Le 4 décembre 2001, Démocratie en surveillance, un groupe de défense de l'intérêt public, a déposé un recours en révision auprès de la Section de première instance de la Cour fédérale du Canada en vue d'obtenir une ordonnance d'annulation à l'égard de l'opinion émise par le conseiller en éthique au regard de l'invitation lancée au premier ministre par l'entreprise BCE Inc. pour qu'il joue une ronde de golf en compagnie d'un golfeur professionnel lors du tournoi Bell Canadian Open.
Le requérant sollicite une déclaration à l'effet qu'on lui a refusé l'instruction équitable à laquelle il avait droit en vertu des principes de justice fondamentale, dans le cadre de l'examen de la plainte qu'il a déposée auprès du conseiller en éthique.

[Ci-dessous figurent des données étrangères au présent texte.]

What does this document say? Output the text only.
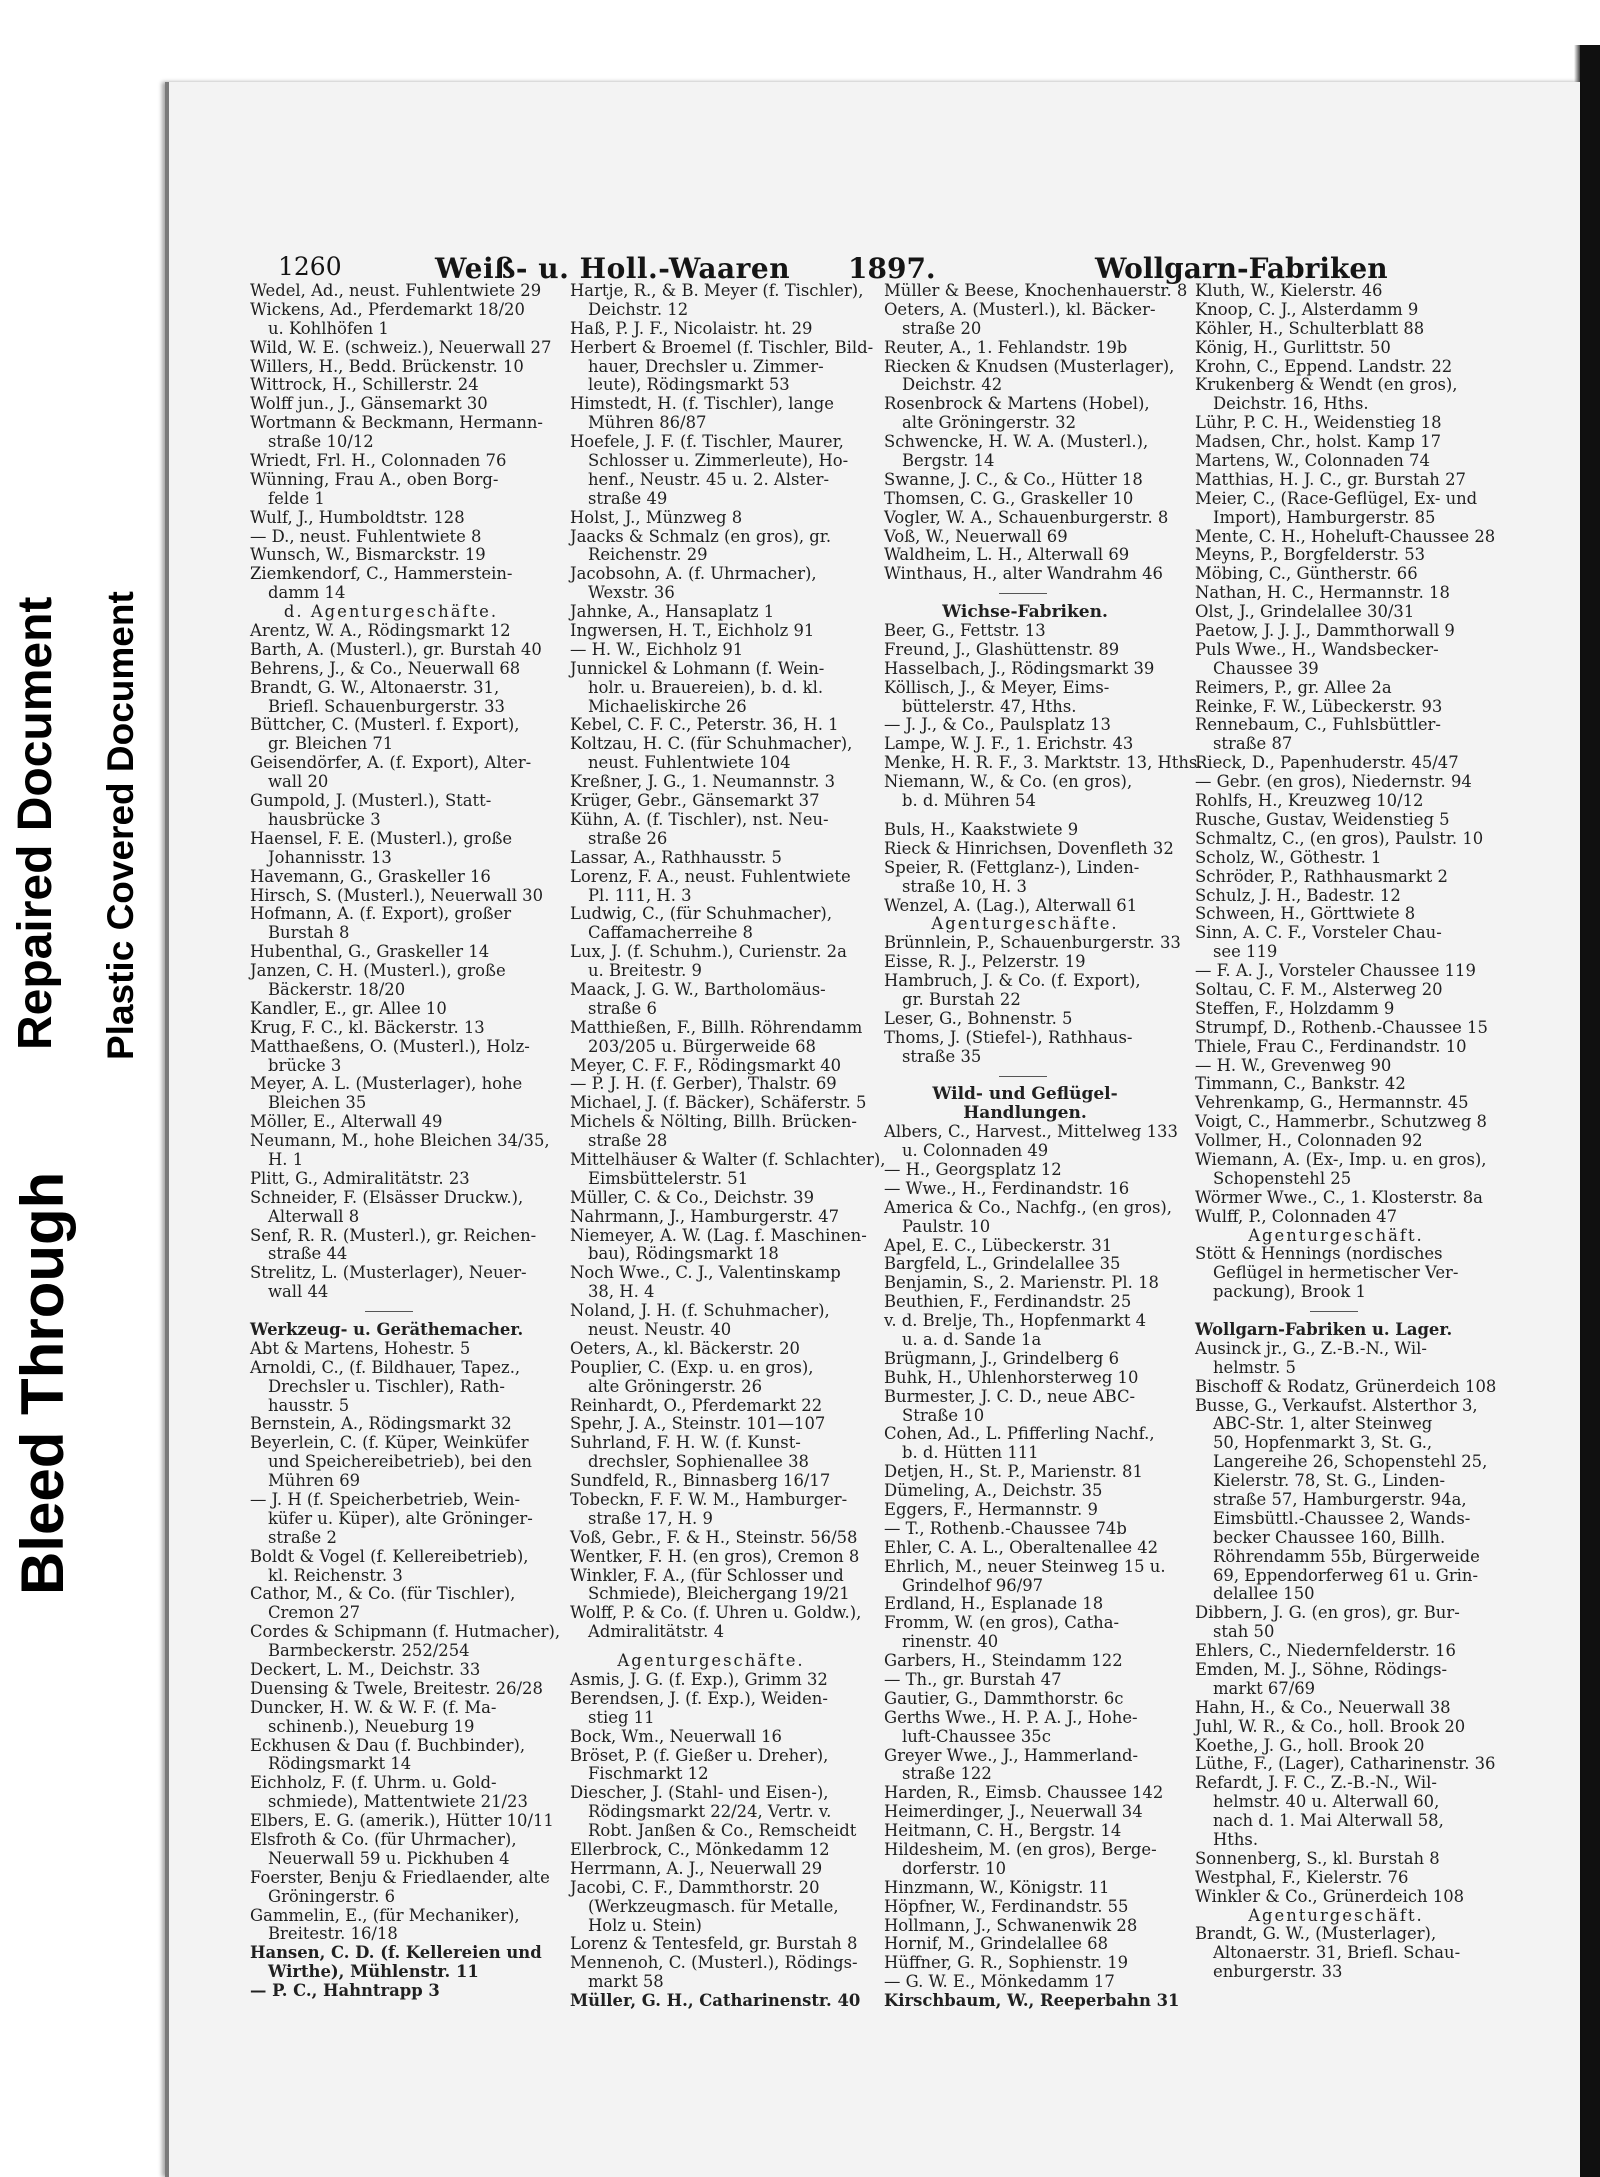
Bleed Through
Repaired Document Plastic Covered Document
1260	Weiß- u. Holl.-Waaren 1897.	Wollgarn-Fabriken
Wedel, Ad., neust. Fuhlentwiete 29
Wickens, Ad., Pferdemarkt 18/20
u. Kohlhöfen 1
Wild, W. E. (schweiz.), Neuerwall 27
Willers, H., Bedd. Brückenstr. 10
Wittrock, H., Schillerstr. 24
Wolff jun., J., Gänsemarkt 30
Wortmann & Beckmann, Hermann-
straße 10/12
Wriedt, Frl. H., Colonnaden 76
Wünning, Frau A., oben Borg-
felde 1
Wulf, J., Humboldtstr. 128
— D., neust. Fuhlentwiete 8
Wunsch, W., Bismarckstr. 19
Ziemkendorf, C., Hammerstein-
damm 14
d. Agenturgeschäfte.
Arentz, W. A., Rödingsmarkt 12
Barth, A. (Musterl.), gr. Burstah 40
Behrens, J., & Co., Neuerwall 68
Brandt, G. W., Altonaerstr. 31,
Briefl. Schauenburgerstr. 33
Büttcher, C. (Musterl. f. Export),
gr. Bleichen 71
Geisendörfer, A. (f. Export), Alter-
wall 20
Gumpold, J. (Musterl.), Statt-
hausbrücke 3
Haensel, F. E. (Musterl.), große
Johannisstr. 13
Havemann, G., Graskeller 16
Hirsch, S. (Musterl.), Neuerwall 30
Hofmann, A. (f. Export), großer
Burstah 8
Hubenthal, G., Graskeller 14
Janzen, C. H. (Musterl.), große
Bäckerstr. 18/20
Kandler, E., gr. Allee 10
Krug, F. C., kl. Bäckerstr. 13
Matthaeßens, O. (Musterl.), Holz-
brücke 3
Meyer, A. L. (Musterlager), hohe
Bleichen 35
Möller, E., Alterwall 49
Neumann, M., hohe Bleichen 34/35,
H. 1
Plitt, G., Admiralitätstr. 23
Schneider, F. (Elsässer Druckw.),
Alterwall 8
Senf, R. R. (Musterl.), gr. Reichen-
straße 44
Strelitz, L. (Musterlager), Neuer-
wall 44
Werkzeug- u. Geräthemacher.
Abt & Martens, Hohestr. 5
Arnoldi, C., (f. Bildhauer, Tapez.,
Drechsler u. Tischler), Rath-
hausstr. 5
Bernstein, A., Rödingsmarkt 32
Beyerlein, C. (f. Küper, Weinküfer
und Speichereibetrieb), bei den
Mühren 69
— J. H (f. Speicherbetrieb, Wein-
küfer u. Küper), alte Gröninger-
straße 2
Boldt & Vogel (f. Kellereibetrieb),
kl. Reichenstr. 3
Cathor, M., & Co. (für Tischler),
Cremon 27
Cordes & Schipmann (f. Hutmacher),
Barmbeckerstr. 252/254
Deckert, L. M., Deichstr. 33
Duensing & Twele, Breitestr. 26/28
Duncker, H. W. & W. F. (f. Ma-
schinenb.), Neueburg 19
Eckhusen & Dau (f. Buchbinder),
Rödingsmarkt 14
Eichholz, F. (f. Uhrm. u. Gold-
schmiede), Mattentwiete 21/23
Elbers, E. G. (amerik.), Hütter 10/11
Elsfroth & Co. (für Uhrmacher),
Neuerwall 59 u. Pickhuben 4
Foerster, Benju & Friedlaender, alte
Gröningerstr. 6
Gammelin, E., (für Mechaniker),
Breitestr. 16/18
Hansen, C. D. (f. Kellereien und
Wirthe), Mühlenstr. 11
— P. C., Hahntrapp 3
Hartje, R., & B. Meyer (f. Tischler),
Deichstr. 12
Haß, P. J. F., Nicolaistr. ht. 29
Herbert & Broemel (f. Tischler, Bild-
hauer, Drechsler u. Zimmer-
leute), Rödingsmarkt 53
Himstedt, H. (f. Tischler), lange
Mühren 86/87
Hoefele, J. F. (f. Tischler, Maurer,
Schlosser u. Zimmerleute), Ho-
henf., Neustr. 45 u. 2. Alster-
straße 49
Holst, J., Münzweg 8
Jaacks & Schmalz (en gros), gr.
Reichenstr. 29
Jacobsohn, A. (f. Uhrmacher),
Wexstr. 36
Jahnke, A., Hansaplatz 1
Ingwersen, H. T., Eichholz 91
— H. W., Eichholz 91
Junnickel & Lohmann (f. Wein-
holr. u. Brauereien), b. d. kl.
Michaeliskirche 26
Kebel, C. F. C., Peterstr. 36, H. 1
Koltzau, H. C. (für Schuhmacher),
neust. Fuhlentwiete 104
Kreßner, J. G., 1. Neumannstr. 3
Krüger, Gebr., Gänsemarkt 37
Kühn, A. (f. Tischler), nst. Neu-
straße 26
Lassar, A., Rathhausstr. 5
Lorenz, F. A., neust. Fuhlentwiete
Pl. 111, H. 3
Ludwig, C., (für Schuhmacher),
Caffamacherreihe 8
Lux, J. (f. Schuhm.), Curienstr. 2a
u. Breitestr. 9
Maack, J. G. W., Bartholomäus-
straße 6
Matthießen, F., Billh. Röhrendamm
203/205 u. Bürgerweide 68
Meyer, C. F. F., Rödingsmarkt 40
— P. J. H. (f. Gerber), Thalstr. 69
Michael, J. (f. Bäcker), Schäferstr. 5
Michels & Nölting, Billh. Brücken-
straße 28
Mittelhäuser & Walter (f. Schlachter),
Eimsbüttelerstr. 51
Müller, C. & Co., Deichstr. 39
Nahrmann, J., Hamburgerstr. 47
Niemeyer, A. W. (Lag. f. Maschinen-
bau), Rödingsmarkt 18
Noch Wwe., C. J., Valentinskamp
38, H. 4
Noland, J. H. (f. Schuhmacher),
neust. Neustr. 40
Oeters, A., kl. Bäckerstr. 20
Pouplier, C. (Exp. u. en gros),
alte Gröningerstr. 26
Reinhardt, O., Pferdemarkt 22
Spehr, J. A., Steinstr. 101—107
Suhrland, F. H. W. (f. Kunst-
drechsler, Sophienallee 38
Sundfeld, R., Binnasberg 16/17
Tobeckn, F. F. W. M., Hamburger-
straße 17, H. 9
Voß, Gebr., F. & H., Steinstr. 56/58
Wentker, F. H. (en gros), Cremon 8
Winkler, F. A., (für Schlosser und
Schmiede), Bleichergang 19/21
Wolff, P. & Co. (f. Uhren u. Goldw.),
Admiralitätstr. 4
Agenturgeschäfte.
Asmis, J. G. (f. Exp.), Grimm 32
Berendsen, J. (f. Exp.), Weiden-
stieg 11
Bock, Wm., Neuerwall 16
Bröset, P. (f. Gießer u. Dreher),
Fischmarkt 12
Diescher, J. (Stahl- und Eisen-),
Rödingsmarkt 22/24, Vertr. v.
Robt. Janßen & Co., Remscheidt
Ellerbrock, C., Mönkedamm 12
Herrmann, A. J., Neuerwall 29
Jacobi, C. F., Dammthorstr. 20
(Werkzeugmasch. für Metalle,
Holz u. Stein)
Lorenz & Tentesfeld, gr. Burstah 8
Mennenoh, C. (Musterl.), Rödings-
markt 58
Müller, G. H., Catharinenstr. 40
Müller & Beese, Knochenhauerstr. 8
Oeters, A. (Musterl.), kl. Bäcker-
straße 20
Reuter, A., 1. Fehlandstr. 19b
Riecken & Knudsen (Musterlager),
Deichstr. 42
Rosenbrock & Martens (Hobel),
alte Gröningerstr. 32
Schwencke, H. W. A. (Musterl.),
Bergstr. 14
Swanne, J. C., & Co., Hütter 18
Thomsen, C. G., Graskeller 10
Vogler, W. A., Schauenburgerstr. 8
Voß, W., Neuerwall 69
Waldheim, L. H., Alterwall 69
Winthaus, H., alter Wandrahm 46
Wichse-Fabriken.
Beer, G., Fettstr. 13
Freund, J., Glashüttenstr. 89
Hasselbach, J., Rödingsmarkt 39
Köllisch, J., & Meyer, Eims-
büttelerstr. 47, Hths.
— J. J., & Co., Paulsplatz 13
Lampe, W. J. F., 1. Erichstr. 43
Menke, H. R. F., 3. Marktstr. 13, Hths.
Niemann, W., & Co. (en gros),
b. d. Mühren 54
Buls, H., Kaakstwiete 9
Rieck & Hinrichsen, Dovenfleth 32
Speier, R. (Fettglanz-), Linden-
straße 10, H. 3
Wenzel, A. (Lag.), Alterwall 61
Agenturgeschäfte.
Brünnlein, P., Schauenburgerstr. 33
Eisse, R. J., Pelzerstr. 19
Hambruch, J. & Co. (f. Export),
gr. Burstah 22
Leser, G., Bohnenstr. 5
Thoms, J. (Stiefel-), Rathhaus-
straße 35
Wild- und Geflügel-
Handlungen.
Albers, C., Harvest., Mittelweg 133
u. Colonnaden 49
— H., Georgsplatz 12
— Wwe., H., Ferdinandstr. 16
America & Co., Nachfg., (en gros),
Paulstr. 10
Apel, E. C., Lübeckerstr. 31
Bargfeld, L., Grindelallee 35
Benjamin, S., 2. Marienstr. Pl. 18
Beuthien, F., Ferdinandstr. 25
v. d. Brelje, Th., Hopfenmarkt 4
u. a. d. Sande 1a
Brügmann, J., Grindelberg 6
Buhk, H., Uhlenhorsterweg 10
Burmester, J. C. D., neue ABC-
Straße 10
Cohen, Ad., L. Pfifferling Nachf.,
b. d. Hütten 111
Detjen, H., St. P., Marienstr. 81
Dümeling, A., Deichstr. 35
Eggers, F., Hermannstr. 9
— T., Rothenb.-Chaussee 74b
Ehler, C. A. L., Oberaltenallee 42
Ehrlich, M., neuer Steinweg 15 u.
Grindelhof 96/97
Erdland, H., Esplanade 18
Fromm, W. (en gros), Catha-
rinenstr. 40
Garbers, H., Steindamm 122
— Th., gr. Burstah 47
Gautier, G., Dammthorstr. 6c
Gerths Wwe., H. P. A. J., Hohe-
luft-Chaussee 35c
Greyer Wwe., J., Hammerland-
straße 122
Harden, R., Eimsb. Chaussee 142
Heimerdinger, J., Neuerwall 34
Heitmann, C. H., Bergstr. 14
Hildesheim, M. (en gros), Berge-
dorferstr. 10
Hinzmann, W., Königstr. 11
Höpfner, W., Ferdinandstr. 55
Hollmann, J., Schwanenwik 28
Hornif, M., Grindelallee 68
Hüffner, G. R., Sophienstr. 19
— G. W. E., Mönkedamm 17
Kirschbaum, W., Reeperbahn 31
Kluth, W., Kielerstr. 46
Knoop, C. J., Alsterdamm 9
Köhler, H., Schulterblatt 88
König, H., Gurlittstr. 50
Krohn, C., Eppend. Landstr. 22
Krukenberg & Wendt (en gros),
Deichstr. 16, Hths.
Lühr, P. C. H., Weidenstieg 18
Madsen, Chr., holst. Kamp 17
Martens, W., Colonnaden 74
Matthias, H. J. C., gr. Burstah 27
Meier, C., (Race-Geflügel, Ex- und
Import), Hamburgerstr. 85
Mente, C. H., Hoheluft-Chaussee 28
Meyns, P., Borgfelderstr. 53
Möbing, C., Güntherstr. 66
Nathan, H. C., Hermannstr. 18
Olst, J., Grindelallee 30/31
Paetow, J. J. J., Dammthorwall 9
Puls Wwe., H., Wandsbecker-
Chaussee 39
Reimers, P., gr. Allee 2a
Reinke, F. W., Lübeckerstr. 93
Rennebaum, C., Fuhlsbüttler-
straße 87
Rieck, D., Papenhuderstr. 45/47
— Gebr. (en gros), Niedernstr. 94
Rohlfs, H., Kreuzweg 10/12
Rusche, Gustav, Weidenstieg 5
Schmaltz, C., (en gros), Paulstr. 10
Scholz, W., Göthestr. 1
Schröder, P., Rathhausmarkt 2
Schulz, J. H., Badestr. 12
Schween, H., Görttwiete 8
Sinn, A. C. F., Vorsteler Chau-
see 119
— F. A. J., Vorsteler Chaussee 119
Soltau, C. F. M., Alsterweg 20
Steffen, F., Holzdamm 9
Strumpf, D., Rothenb.-Chaussee 15
Thiele, Frau C., Ferdinandstr. 10
— H. W., Grevenweg 90
Timmann, C., Bankstr. 42
Vehrenkamp, G., Hermannstr. 45
Voigt, C., Hammerbr., Schutzweg 8
Vollmer, H., Colonnaden 92
Wiemann, A. (Ex-, Imp. u. en gros),
Schopenstehl 25
Wörmer Wwe., C., 1. Klosterstr. 8a
Wulff, P., Colonnaden 47
Agenturgeschäft.
Stött & Hennings (nordisches
Geflügel in hermetischer Ver-
packung), Brook 1
Wollgarn-Fabriken u. Lager.
Ausinck jr., G., Z.-B.-N., Wil-
helmstr. 5
Bischoff & Rodatz, Grünerdeich 108
Busse, G., Verkaufst. Alsterthor 3,
ABC-Str. 1, alter Steinweg
50, Hopfenmarkt 3, St. G.,
Langereihe 26, Schopenstehl 25,
Kielerstr. 78, St. G., Linden-
straße 57, Hamburgerstr. 94a,
Eimsbüttl.-Chaussee 2, Wands-
becker Chaussee 160, Billh.
Röhrendamm 55b, Bürgerweide
69, Eppendorferweg 61 u. Grin-
delallee 150
Dibbern, J. G. (en gros), gr. Bur-
stah 50
Ehlers, C., Niedernfelderstr. 16
Emden, M. J., Söhne, Rödings-
markt 67/69
Hahn, H., & Co., Neuerwall 38
Juhl, W. R., & Co., holl. Brook 20
Koethe, J. G., holl. Brook 20
Lüthe, F., (Lager), Catharinenstr. 36
Refardt, J. F. C., Z.-B.-N., Wil-
helmstr. 40 u. Alterwall 60,
nach d. 1. Mai Alterwall 58,
Hths.
Sonnenberg, S., kl. Burstah 8
Westphal, F., Kielerstr. 76
Winkler & Co., Grünerdeich 108
Agenturgeschäft.
Brandt, G. W., (Musterlager),
Altonaerstr. 31, Briefl. Schau-
enburgerstr. 33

Le requérant sollicite également une déclaration confirmant que le mécanisme institutionnel qui, en vertu de la Loi sur l'enregistrement des lobbyistes, permet à une même personne (en l'occurrence, le conseiller en éthique) d'enquêter et de faire rapport au Parlement sur des allégations d'infraction au Code de déontologie des lobbyistes tout en veillant à l'application du Code régissant la conduite des titulaires de charge publique en ce qui concerne les conflits d'intérêts et l'après-mandat, soulève une crainte raisonnable de partialité. Le requérant demande réparation aux termes du paragraphe 2(e) de la Déclaration canadienne des droits pour que l'on interdise la nomination de la même personne au Bureau du conseiller en éthique (lobbyistes) et comme conseiller en éthique en vertu du Code régissant les conflits d'intérêts.
On ne s'attend pas à ce que cette requête soit entendue par la Cour fédérale avant 2003.
Le texte intégral du Code de déontologie des lobbyistes de même que les rapports annuels portant sur le Code sont diffusés sur Internet.